- 31/07/2018
Le stampanti 3D invadono Marte: i grandi progressi della stampa 3D nello spazio
23 luglio 2018, sono cinque i vincitori della terza fase della 3D-Printed Habitat Challenge, competizione nata dalla collaborazione tra il programma Centennial Challenges della NASA e l’università Bradley di Peoria, Illinois.
La Challenge lanciata dalla NASA nel 2014 e che in questi giorni sta volgendo al termine dopo una lunga competizione in tre fasi con temi diversi, più di 2,5 milioni di dollari assegnati (e da assegnare) come premio e decine di enti, università e aziende in competizione con un solo ed unico obiettivo: sviluppare un modulo abitativo stampabile in 3D nello spazio.

La sfida più grande è quella di vincere le ostili condizioni di Marte, il pianeta nostro “vicino di casa”, che ha l’atmosfera e la gravità molto diverse da quelle della Terra. La terza fase della 3D-Printed Habitat Challenge consiste nel dimostrare attraverso software appositi e modelli in scala ridotti che questa sfida può essere vinta.

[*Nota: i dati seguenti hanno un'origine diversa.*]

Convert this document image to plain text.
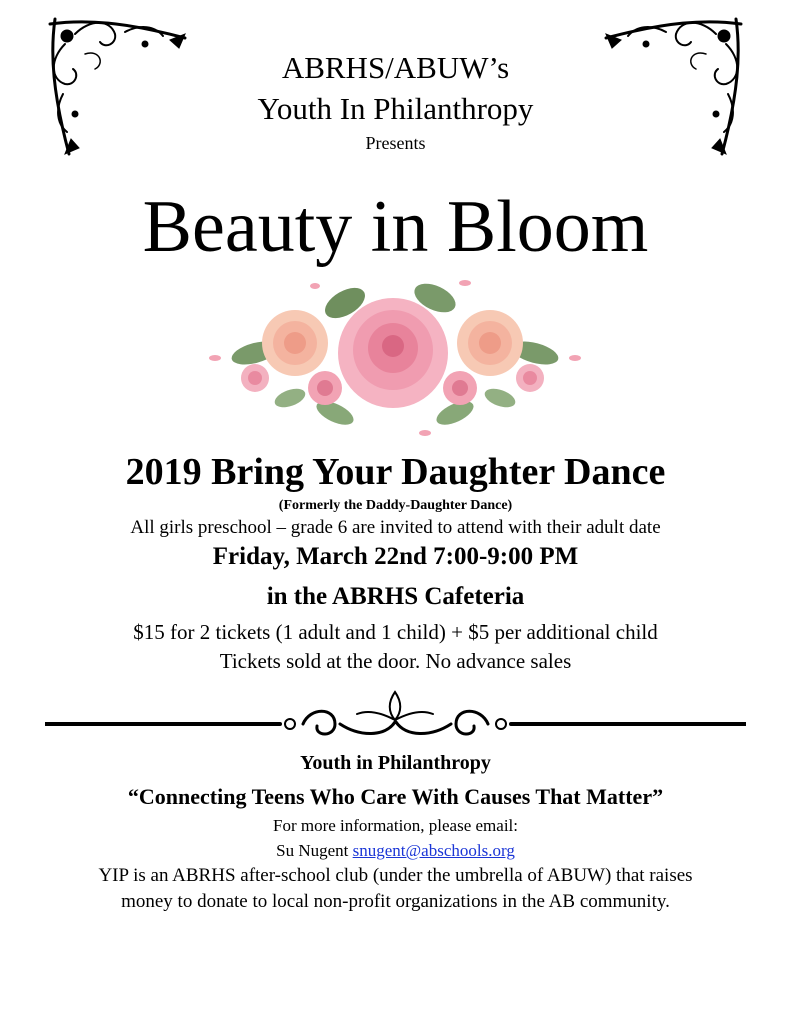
ABRHS/ABUW’s
Youth In Philanthropy
Presents
Beauty in Bloom
2019 Bring Your Daughter Dance
(Formerly the Daddy-Daughter Dance)
All girls preschool – grade 6 are invited to attend with their adult date
Friday, March 22nd 7:00-9:00 PM
in the ABRHS Cafeteria
$15 for 2 tickets (1 adult and 1 child) + $5 per additional child
Tickets sold at the door. No advance sales
Youth in Philanthropy
“Connecting Teens Who Care With Causes That Matter”
For more information, please email:
Su Nugent snugent@abschools.org
YIP is an ABRHS after-school club (under the umbrella of ABUW) that raises
money to donate to local non-profit organizations in the AB community.
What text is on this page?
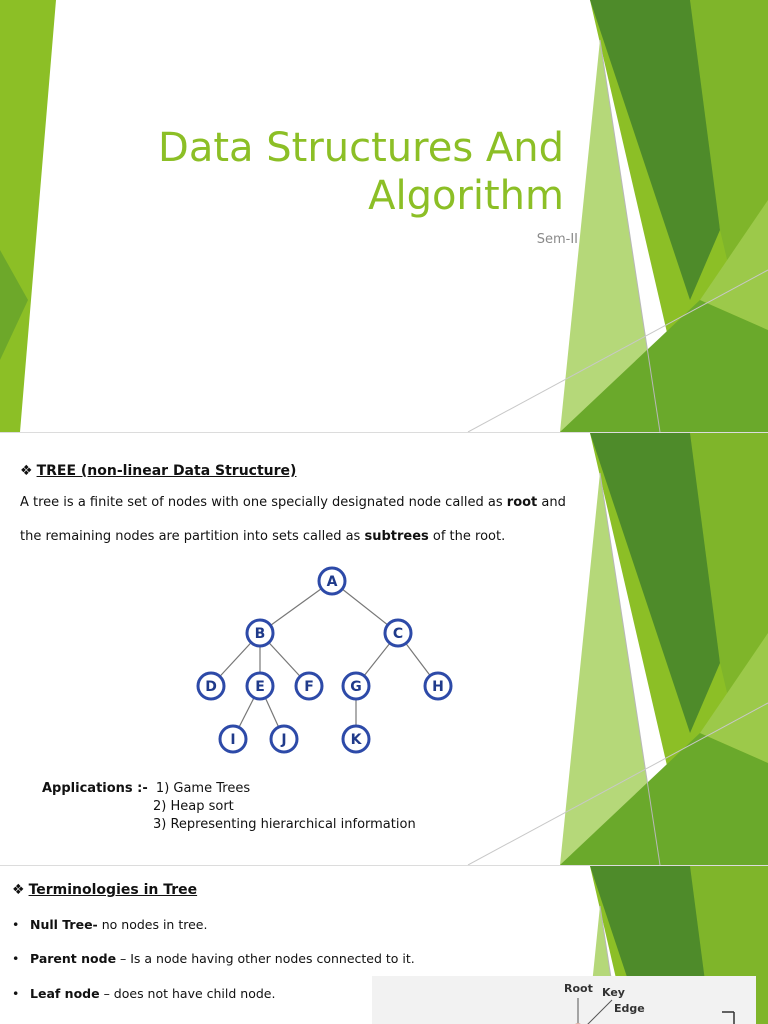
Data Structures And
Algorithm
Sem-II
❖ TREE (non-linear Data Structure)
A tree is a finite set of nodes with one specially designated node called as root and
the remaining nodes are partition into sets called as subtrees of the root.
A
B	C
D	E	F	G	H
I	J	K
Applications :- 1) Game Trees
2) Heap sort
3) Representing hierarchical information
❖ Terminologies in Tree
• Null Tree- no nodes in tree.
• Parent node – Is a node having other nodes connected to it.
• Leaf node – does not have child node.	Root Key
Edge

Ad abbattere il muro che separa fantascienza da realtà sono stati in cinque:
- Team Zopherus of Rogers, Arkansas - $20,957.24
- AI. SpaceFactory of New York - $20,957.24
- Kahn-Yates of Jackson, Mississippi - $20,622.74
- SEArch+/Apis Cor of New York - $19,580.97
- Northwestern University of Evanston, Illinois - $17,881.10
Tutti i progetti prevedevano l’uso di rocce ricavate dal suolo di Marte e degli scarti prodotti dagli astronauti come materiale di costruzione in modo da non inquinare e
contaminare con materiali troppo estranei il “pianeta rosso” oltre che per risparmiarsi di portare fino su Marte mattoni, cemento e calcestruzzo, ma soprattutto tutti gli operai, rimpiazzati da enormi stampanti 3D. La stampa 3D è particolarmente vantaggiosa nello spazio perchè funziona come sulla Terra e richiede tempi brevi per poratre a termine la stampa di una casa. I diversi partecipanti hanno sfruttatto diversi materiali e scelto diverse forme per strutturare i rifugi da loro ideati. L'attenzione sia alle condizioni di Marte sia ai bisogni psicofisici di un possibile equipaggio ha portato alla progettazione di diverse soluzioni ognuna con una caratteristica distintiva interessante.
Ora come ora, un futuro in cui si costruiscono villaggi e case su altri pianeti non sembra puoi così assurdo e grande protagonista di questa rivoluzione potrebbe essere la stampa 3D che ha fatto la sua entrata in scena nello spazio già nel 2011 quando per la prima volta in assoluto una stampa 3D è stata portata a termine sulla Stazione Spaziale Internazionale (ISS).
Dal 2011, ormai lontano se pensiamo che la scienza progredisce alla velocità della luce, la stampa 3D ha fatto passi da gigante non solo sulla Terra ma anche nello spazio. Nel 2013 gli astronauti della ISS hanno stampato la loro prima “cena 3D” e nel 2014 sono stati prodotti con la tecnologia additiva pezzi in rame resistenti alle temperature e pressioni di un motore spaziale e quindi utilizzabili come ricambi dagli astronauti anche durante viaggi interplanetari (quando se ne faranno).
Sembra proprio di poter toccare con mano il futuro ormai, purché sia stampato in 3d ovviamente!